Solana’s unique Proof of Work History (PoH) is the solution.
Solana’s PoH finds a verifiable, shared time, and SHA 256, Solana’s Verifiable Delay Function, is irreversible and can only be computed in one direction.
In PoH, the last output is used as the current input to SHA256, and the data to be written in is appended to the input, and so on, periodically recording each SHA 256 output and count, and the verification node gets the required time interval by verifying and repeating this computation process. Regardless of the local time generated by transmissions and changes, they are unified in SHA 256.
Solana’s average block out time is compressed to 400 milliseconds, with high speed without Layer2 and negligible fees.
With a new mindset of PoH, Solana creates a cryptographically secure and authentication-free time source.
With simple logic and a high degree of unification through decentralization, Solana reduces messaging consumption and optimizes the entire network as a whole, making it possible to surpass the performance of today’s best centralized systems.
Base Station Byzantine Fault Tolerance (Tower BFT)
While freeing up processing time from the underlying logic, Solana’s second innovation aims to leverage historical proof to significantly increase the throughput of transactions that the network can handle.

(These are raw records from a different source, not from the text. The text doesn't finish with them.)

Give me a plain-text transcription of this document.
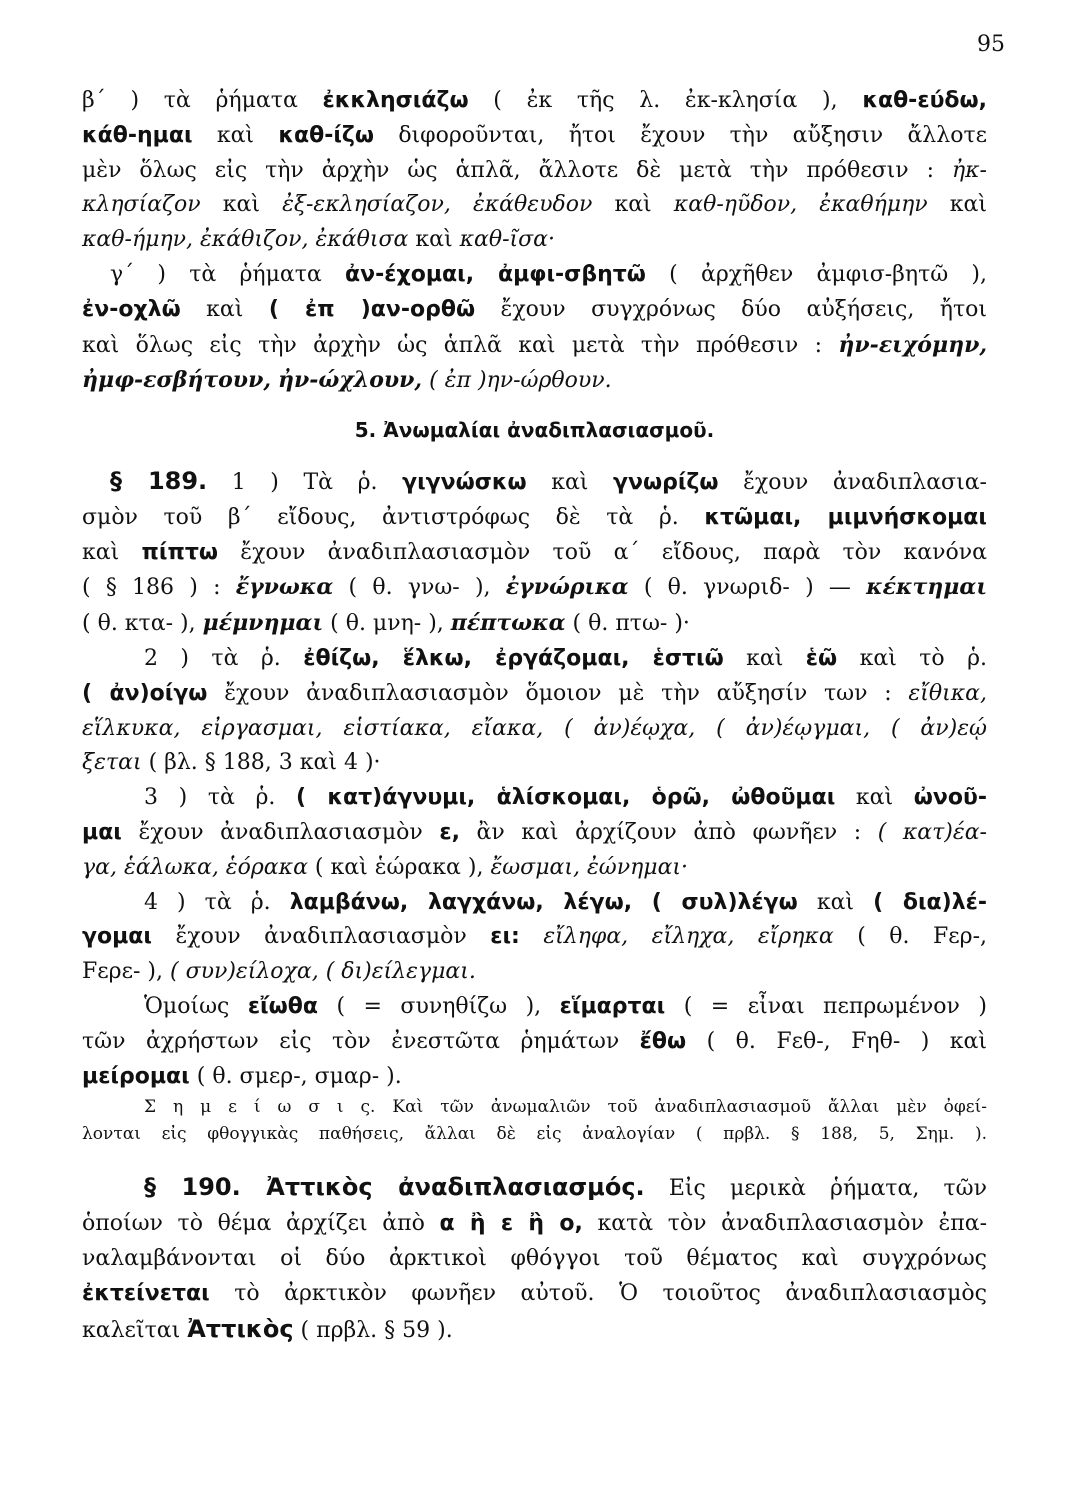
95
β΄ ) τὰ ῥήματα ἐκκλησιάζω ( ἐκ τῆς λ. ἐκ-κλησία ), καθ-εύδω,
κάθ-ημαι καὶ καθ-ίζω διφοροῦνται, ἤτοι ἔχουν τὴν αὔξησιν ἄλλοτε
μὲν ὅλως εἰς τὴν ἀρχὴν ὡς ἁπλᾶ, ἄλλοτε δὲ μετὰ τὴν πρόθεσιν : ἠκ-
κλησίαζον καὶ ἐξ-εκλησίαζον, ἐκάθευδον καὶ καθ-ηῦδον, ἐκαθήμην καὶ
καθ-ήμην, ἐκάθιζον, ἐκάθισα καὶ καθ-ῖσα·
γ΄ ) τὰ ῥήματα ἀν-έχομαι, ἀμφι-σβητῶ ( ἀρχῆθεν ἀμφισ-βητῶ ),
ἐν-οχλῶ καὶ ( ἐπ )αν-ορθῶ ἔχουν συγχρόνως δύο αὐξήσεις, ἤτοι
καὶ ὅλως εἰς τὴν ἀρχὴν ὡς ἁπλᾶ καὶ μετὰ τὴν πρόθεσιν : ἠν-ειχόμην,
ἠμφ-εσβήτουν, ἠν-ώχλουν, ( ἐπ )ην-ώρθουν.
5. Ἀνωμαλίαι ἀναδιπλασιασμοῦ.
§ 189. 1 ) Τὰ ῥ. γιγνώσκω καὶ γνωρίζω ἔχουν ἀναδιπλασια-
σμὸν τοῦ β΄ εἴδους, ἀντιστρόφως δὲ τὰ ῥ. κτῶμαι, μιμνήσκομαι
καὶ πίπτω ἔχουν ἀναδιπλασιασμὸν τοῦ α΄ εἴδους, παρὰ τὸν κανόνα
( § 186 ) : ἔγνωκα ( θ. γνω- ), ἐγνώρικα ( θ. γνωριδ- ) — κέκτημαι
( θ. κτα- ), μέμνημαι ( θ. μνη- ), πέπτωκα ( θ. πτω- )·
2 ) τὰ ῥ. ἐθίζω, ἕλκω, ἐργάζομαι, ἑστιῶ καὶ ἑῶ καὶ τὸ ῥ.
( ἀν)οίγω ἔχουν ἀναδιπλασιασμὸν ὅμοιον μὲ τὴν αὔξησίν των : εἴθικα,
εἵλκυκα, εἰργασμαι, εἱστίακα, εἴακα, ( ἀν)έῳχα, ( ἀν)έῳγμαι, ( ἀν)εῴ
ξεται ( βλ. § 188, 3 καὶ 4 )·
3 ) τὰ ῥ. ( κατ)άγνυμι, ἁλίσκομαι, ὁρῶ, ὠθοῦμαι καὶ ὠνοῦ-
μαι ἔχουν ἀναδιπλασιασμὸν ε, ἂν καὶ ἀρχίζουν ἀπὸ φωνῆεν : ( κατ)έα-
γα, ἑάλωκα, ἑόρακα ( καὶ ἑώρακα ), ἔωσμαι, ἐώνημαι·
4 ) τὰ ῥ. λαμβάνω, λαγχάνω, λέγω, ( συλ)λέγω καὶ ( δια)λέ-
γομαι ἔχουν ἀναδιπλασιασμὸν ει: εἴληφα, εἴληχα, εἴρηκα ( θ. Fερ-,
Fερε- ), ( συν)είλοχα, ( δι)είλεγμαι.
Ὁμοίως εἴωθα ( = συνηθίζω ), εἵμαρται ( = εἶναι πεπρωμένον )
τῶν ἀχρήστων εἰς τὸν ἐνεστῶτα ῥημάτων ἔθω ( θ. Fεθ-, Fηθ- ) καὶ
μείρομαι ( θ. σμερ-, σμαρ- ).
Σ η μ ε ί ω σ ι ς. Καὶ τῶν ἀνωμαλιῶν τοῦ ἀναδιπλασιασμοῦ ἄλλαι μὲν ὀφεί-
λονται εἰς φθογγικὰς παθήσεις, ἄλλαι δὲ εἰς ἀναλογίαν ( πρβλ. § 188, 5, Σημ. ).
§ 190. Ἀττικὸς ἀναδιπλασιασμός. Εἰς μερικὰ ῥήματα, τῶν
ὁποίων τὸ θέμα ἀρχίζει ἀπὸ α ἢ ε ἢ ο, κατὰ τὸν ἀναδιπλασιασμὸν ἐπα-
ναλαμβάνονται οἱ δύο ἀρκτικοὶ φθόγγοι τοῦ θέματος καὶ συγχρόνως
ἐκτείνεται τὸ ἀρκτικὸν φωνῆεν αὐτοῦ. Ὁ τοιοῦτος ἀναδιπλασιασμὸς
καλεῖται Ἀττικὸς ( πρβλ. § 59 ).
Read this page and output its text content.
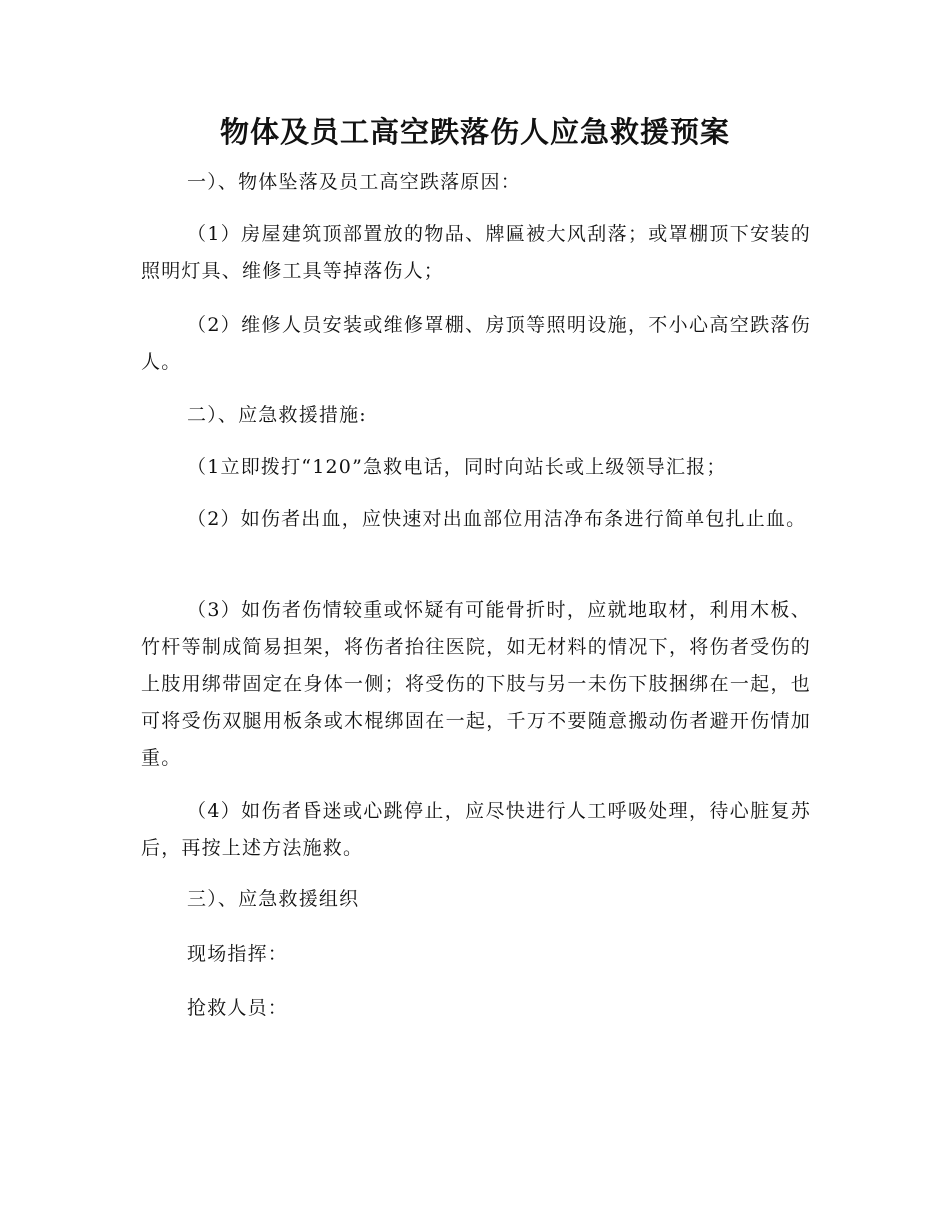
物体及员工高空跌落伤人应急救援预案
一）、物体坠落及员工高空跌落原因：
（1）房屋建筑顶部置放的物品、牌匾被大风刮落；或罩棚顶下安装的照明灯具、维修工具等掉落伤人；
（2）维修人员安装或维修罩棚、房顶等照明设施，不小心高空跌落伤人。
二）、应急救援措施:
（1立即拨打“120”急救电话，同时向站长或上级领导汇报；
（2）如伤者出血，应快速对出血部位用洁净布条进行简单包扎止血。
（3）如伤者伤情较重或怀疑有可能骨折时，应就地取材，利用木板、竹杆等制成简易担架，将伤者抬往医院，如无材料的情况下，将伤者受伤的上肢用绑带固定在身体一侧；将受伤的下肢与另一未伤下肢捆绑在一起，也可将受伤双腿用板条或木棍绑固在一起，千万不要随意搬动伤者避开伤情加重。
（4）如伤者昏迷或心跳停止，应尽快进行人工呼吸处理，待心脏复苏后，再按上述方法施救。
三）、应急救援组织
现场指挥：
抢救人员：
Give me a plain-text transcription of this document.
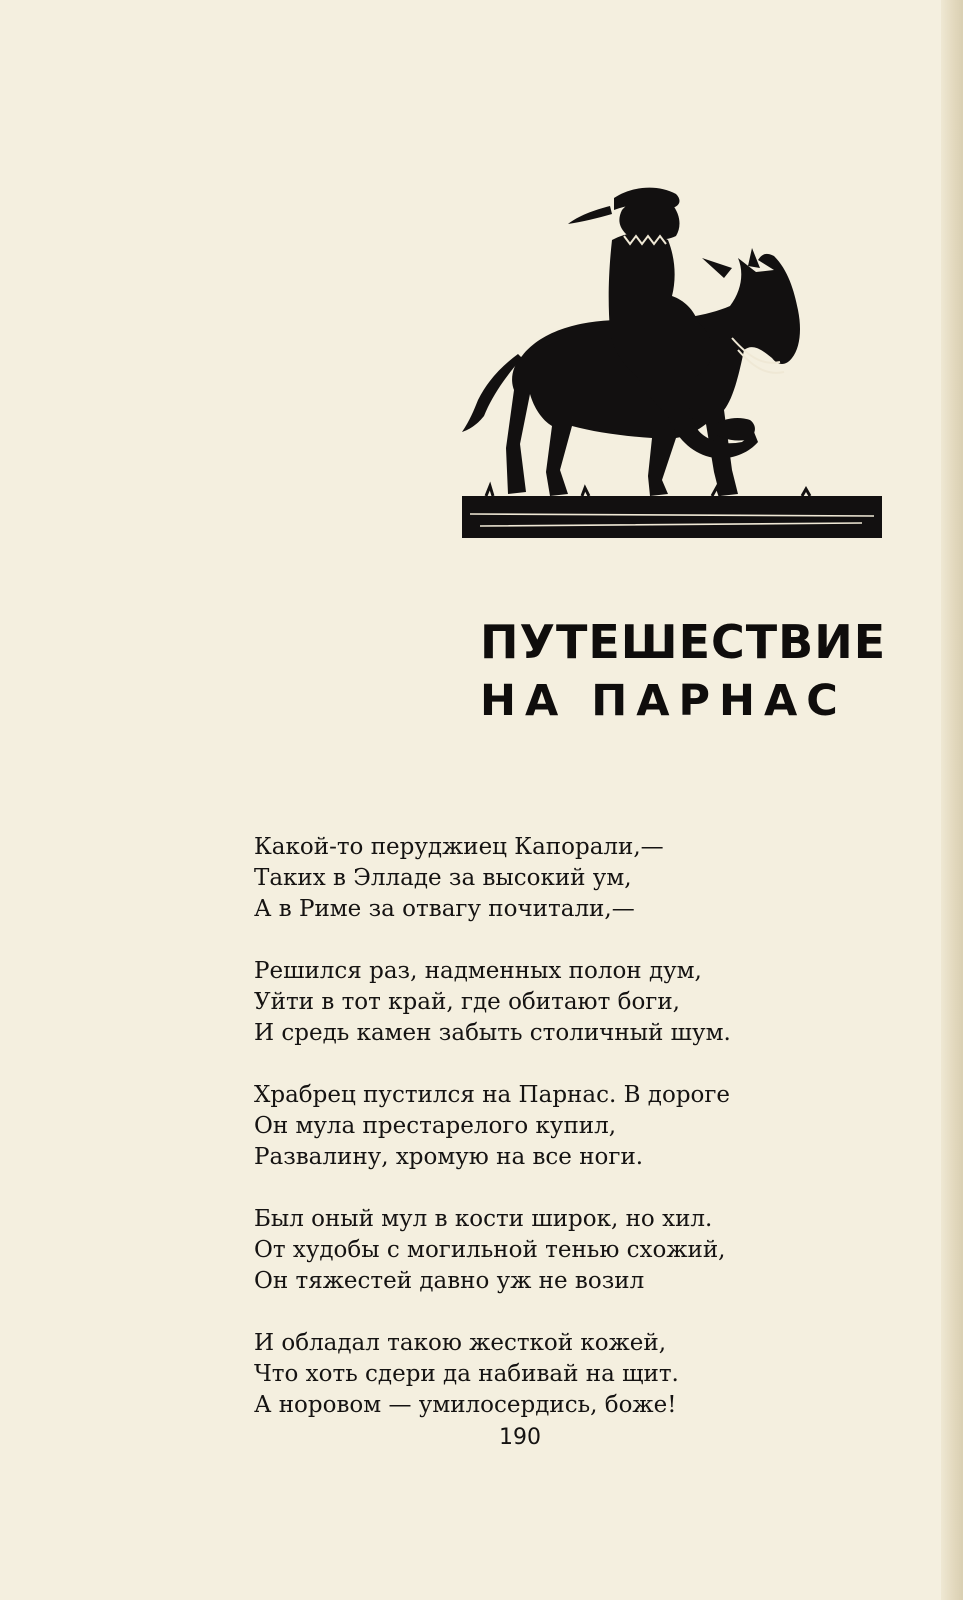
ПУТЕШЕСТВИЕ
НА ПАРНАС
Какой-то перуджиец Капорали,—
Таких в Элладе за высокий ум,
А в Риме за отвагу почитали,—
Решился раз, надменных полон дум,
Уйти в тот край, где обитают боги,
И средь камен забыть столичный шум.
Храбрец пустился на Парнас. В дороге
Он мула престарелого купил,
Развалину, хромую на все ноги.
Был оный мул в кости широк, но хил.
От худобы с могильной тенью схожий,
Он тяжестей давно уж не возил
И обладал такою жесткой кожей,
Что хоть сдери да набивай на щит.
А норовом — умилосердись, боже!
190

This is the base station Byzantine Fault Tolerance (Tower BFT) algorithm.
Being resistant to Byzantine failures and improving fault tolerance in practice is something that all public chains are thinking about. Benefiting from working history proofs, each Solana node can know both the elapsed time and the chronological order of events that occurred on the network. This makes the proof of history a “clock” before consensus is reached in the application, so that even if a broken node does not complete its “communication”, the transaction will still proceed according to consensus.
The following scenario occurs in operation.
Nodes with proof-of-history registers will achieve the same computation without communicating with each other.
Each hash of the PoH identifies a unique version (branch) of the register.
During the verification process, a vote is valid if there is a hash in the registry that the node has voted on.
This allows Tower BFT to guarantee that each verifier’s vote becomes valid by choosing a locking system, where there is a locking period (locking – measured in 400 ms time slots) before the result of the vote, during which the verifier also agrees to vote only on the fork of the fork he voted on, with a strong penalty mechanism of “cutting a portion of the verifier’s shares for non-compliance”.
In addition, Solana’s Tower BFT encourages verifiers to vote for legitimate blockchain forks, and with the rollback, reward and punishment mechanism makes it a unique asynchronous consensus algorithm.
Solana prefers vividness over consistency.
Because of Tower BFT, once the majority of nodes vote for a historical proof hash, the hash is “normalized” and cannot be restored to its previous state. At the same time, the asynchronous voting of nodes supports more derivations.
A simpler asynchronous consensus algorithm driven by an original proof-of-work history allows Solana to achieve record blockchain throughput.